Thu May 19 15:19:10 CEST 2005

Michael Niedermayer wrote:

> Hi
> 
> On Thursday 19 May 2005 13:04, The Wanderer wrote:

<snip>
>> Here it looks to me like the "original" version spends about 5.5%
>> *less* time in unpack_dct_coeffs than the "new" one does (that's 1
>> - (4151489 / 43992551) ~= .056), i.e., the "new" one is slower.
>> Like the above, this is exactly the reverse of what you're saying;
>> is my brain just totally screwed up here, or is something else
>> going on?
> 
> hmm, ill try explain it again, no doubt my first try is a little
> strangely written
> 
> my dev tree got slower after a cvs up, i dont have the benchmark
> scores any more, and my dev tree changed since then so i cant rerun
> it easily
> 
> testing the r1.57 -> r1.58 change on a clean tree shows that the new
> version is faster (see my first benchmark) but if -finline-limit=2000
> is added then r1.57 is faster (see my second benchmark), its also
> faster then r1.58 without -finline-limit=2000
> 
> the new code is also significantly smaller then the old as it
> replaces a "large" switch with look up tables
> 
> from all that evidence i conclude that gcc didnt inline
> unpack_token() or unpack_vlcs() orginally and that the speed increase
> seen on a clean tree is not because the function is really faster but
> because it is inlined

I think I understand what happened now.
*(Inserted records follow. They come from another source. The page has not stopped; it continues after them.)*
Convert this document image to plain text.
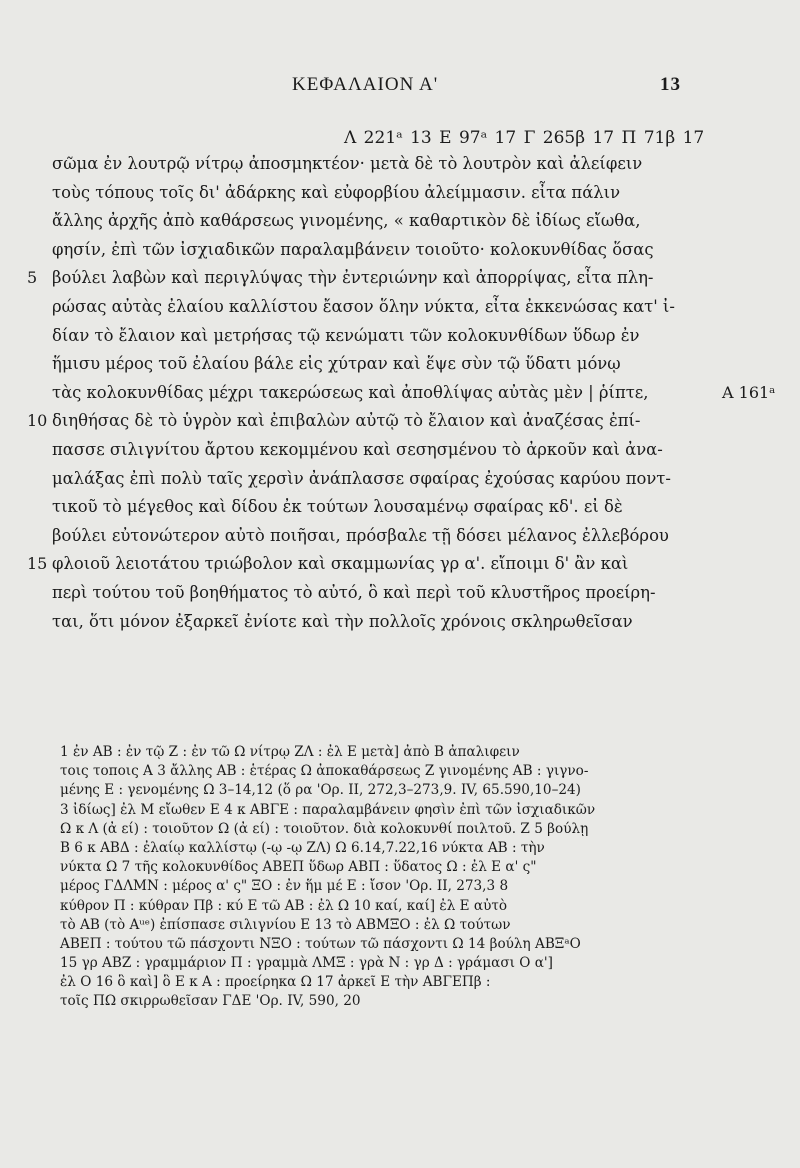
ΚΕΦΑΛΑΙΟΝ Α'	13
Λ 221ᵃ 13 Ε 97ᵃ 17 Γ 265β 17 Π 71β 17
σῶμα ἐν λουτρῷ νίτρῳ ἀποσμηκτέον· μετὰ δὲ τὸ λουτρὸν καὶ ἀλείφειν
τοὺς τόπους τοῖς δι' ἀδάρκης καὶ εὐφορβίου ἀλείμμασιν. εἶτα πάλιν
ἄλλης ἀρχῆς ἀπὸ καθάρσεως γινομένης, « καθαρτικὸν δὲ ἰδίως εἴωθα,
φησίν, ἐπὶ τῶν ἰσχιαδικῶν παραλαμβάνειν τοιοῦτο· κολοκυνθίδας ὅσας
5 βούλει λαβὼν καὶ περιγλύψας τὴν ἐντεριώνην καὶ ἀπορρίψας, εἶτα πλη-
ρώσας αὐτὰς ἐλαίου καλλίστου ἔασον ὅλην νύκτα, εἶτα ἐκκενώσας κατ' ἰ-
δίαν τὸ ἔλαιον καὶ μετρήσας τῷ κενώματι τῶν κολοκυνθίδων ὕδωρ ἐν
ἥμισυ μέρος τοῦ ἐλαίου βάλε εἰς χύτραν καὶ ἕψε σὺν τῷ ὕδατι μόνῳ
τὰς κολοκυνθίδας μέχρι τακερώσεως καὶ ἀποθλίψας αὐτὰς μὲν | ῥίπτε,	Α 161ᵃ
10 διηθήσας δὲ τὸ ὑγρὸν καὶ ἐπιβαλὼν αὐτῷ τὸ ἔλαιον καὶ ἀναζέσας ἐπί-
πασσε σιλιγνίτου ἄρτου κεκομμένου καὶ σεσησμένου τὸ ἀρκοῦν καὶ ἀνα-
μαλάξας ἐπὶ πολὺ ταῖς χερσὶν ἀνάπλασσε σφαίρας ἐχούσας καρύου ποντ-
τικοῦ τὸ μέγεθος καὶ δίδου ἐκ τούτων λουσαμένῳ σφαίρας κδ'. εἰ δὲ
βούλει εὐτονώτερον αὐτὸ ποιῆσαι, πρόσβαλε τῇ δόσει μέλανος ἐλλεβόρου
15 φλοιοῦ λειοτάτου τριώβολον καὶ σκαμμωνίας γρ α'. εἴποιμι δ' ἂν καὶ
περὶ τούτου τοῦ βοηθήματος τὸ αὐτό, ὃ καὶ περὶ τοῦ κλυστῆρος προείρη-
ται, ὅτι μόνον ἐξαρκεῖ ἐνίοτε καὶ τὴν πολλοῖς χρόνοις σκληρωθεῖσαν
1 ἐν ΑΒ : ἐν τῷ Ζ : ἐν τῶ Ω νίτρῳ ΖΛ : ἐλ Ε μετὰ] ἀπὸ Β ἀπαλιφειν
τοις τοποις Α 3 ἄλλης ΑΒ : ἑτέρας Ω ἀποκαθάρσεως Ζ γινομένης ΑΒ : γιγνο-
μένης Ε : γενομένης Ω 3–14,12 (ὅ ρα 'Ορ. ΙΙ, 272,3–273,9. IV, 65.590,10–24)
3 ἰδίως] ἐλ Μ εἴωθεν Ε 4 κ ΑΒΓΕ : παραλαμβάνειν φησὶν ἐπὶ τῶν ἰσχιαδικῶν
Ω κ Λ (ἀ εί) : τοιοῦτον Ω (ἀ εί) : τοιοῦτον. διὰ κολοκυνθί ποιλτοῦ. Ζ 5 βούλῃ
Β 6 κ ΑΒΔ : ἐλαίῳ καλλίστῳ (-ῳ -ῳ ΖΛ) Ω 6.14,7.22,16 νύκτα ΑΒ : τὴν
νύκτα Ω 7 τῆς κολοκυνθίδος ΑΒΕΠ ὕδωρ ΑΒΠ : ὕδατος Ω : ἐλ Ε α' ς"
μέρος ΓΔΛΜΝ : μέρος α' ς" ΞΟ : ἐν ἥμ μέ Ε : ἴσον 'Ορ. ΙΙ, 273,3 8
κύθρον Π : κύθραν Πβ : κύ Ε τῶ ΑΒ : ἐλ Ω 10 καί, καί] ἐλ Ε αὐτὸ
τὸ ΑΒ (τὸ Αᵘᵉ) ἐπίσπασε σιλιγνίου Ε 13 τὸ ΑΒΜΞΟ : ἐλ Ω τούτων
ΑΒΕΠ : τούτου τῶ πάσχοντι ΝΞΟ : τούτων τῶ πάσχοντι Ω 14 βούλη ΑΒΞᵃΟ
15 γρ ΑΒΖ : γραμμάριον Π : γραμμὰ ΛΜΞ : γρὰ Ν : γρ Δ : γράμασι Ο α']
ἐλ Ο 16 ὃ καὶ] ὃ Ε κ Α : προείρηκα Ω 17 ἀρκεῖ Ε τὴν ΑΒΓΕΠβ :
τοῖς ΠΩ σκιρρωθεῖσαν ΓΔΕ 'Ορ. IV, 590, 20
Thanks for taking the time to
explain it again.

(I'd really like to understand the code and its underlying concepts well
enough to be able to help on this kind of work myself, or at least make
sense of what I read without bothering people with questions... but
nowadays it seems I can't even implement a simple dictionary finder
without intractable bugs cropping up on me.)

-- 
       The Wanderer

Warning: Simply because I argue an issue does not mean I agree with any
side of it.

A government exists to serve its citizens, not to control them.